Se sarà Putin a decidere il destino della Siria, ebbene: cosa ha in mente il presidente russo?
“Putin vuole prima di tutto uno stato funzionante. Che sia anche democratico, non gli importa” ci dice il nostro interlocutore. “Attualmente il governo siriano ha 30 ministri. Io alla fine penso che la soluzione più fattibile sia quella proposta dall’ESCWA (Onu), ovvero quella di spezzare il governo in 3 terzi: 10 ministri al regime, 10 ministri all’opposizione e 10 indipendenti.”.
“La costituzione che viene dibattuta a Ginevra prevede di decentralizzare e creare due Parlamenti” spiega. “Un Parlamento centrale a Damasco e un altro fatto di piccoli Parlamenti locali sparsi nelle regioni.
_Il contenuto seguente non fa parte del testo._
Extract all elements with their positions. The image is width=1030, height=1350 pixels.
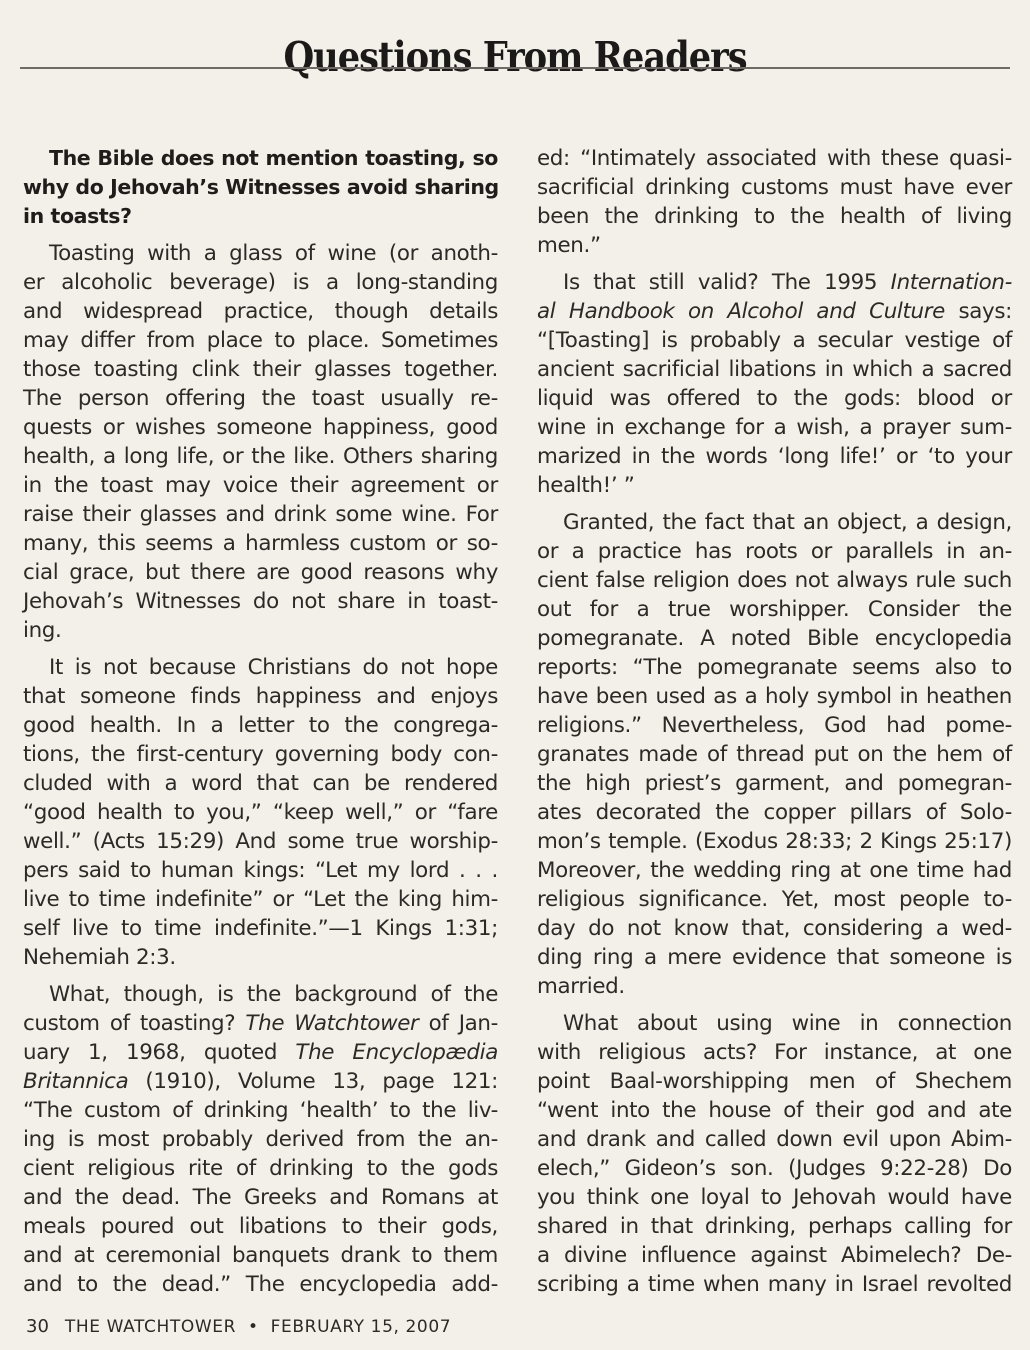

Ogni regione dovrebbe finalmente beneficiare delle risorse che possiede (petrolio, minerali…)”. Ad esempio Deir Azzor, dove ci sono enormi giacimenti di petrolio, era una delle zone più povere della Siria. “Questo non può accadere in futuro”.
Il nostro interlocutore pensa che lo scenario più probabile sia che Assad rimanga come presidente, ma sullo sfondo, senza grandi poteri, mentre lo Stato verrebbe affidato a un primo ministro forte, una figura di compromesso accettata sia dal regime sia dell’opposizione. Questo premier diventerebbe il punto di riferimento della comunità internazionale.
“Molti dicono che non è possibile, che ci deve essere un leader accettato da tutta la società siriana. Ma un’unica società siriana – purtroppo – non esiste più”.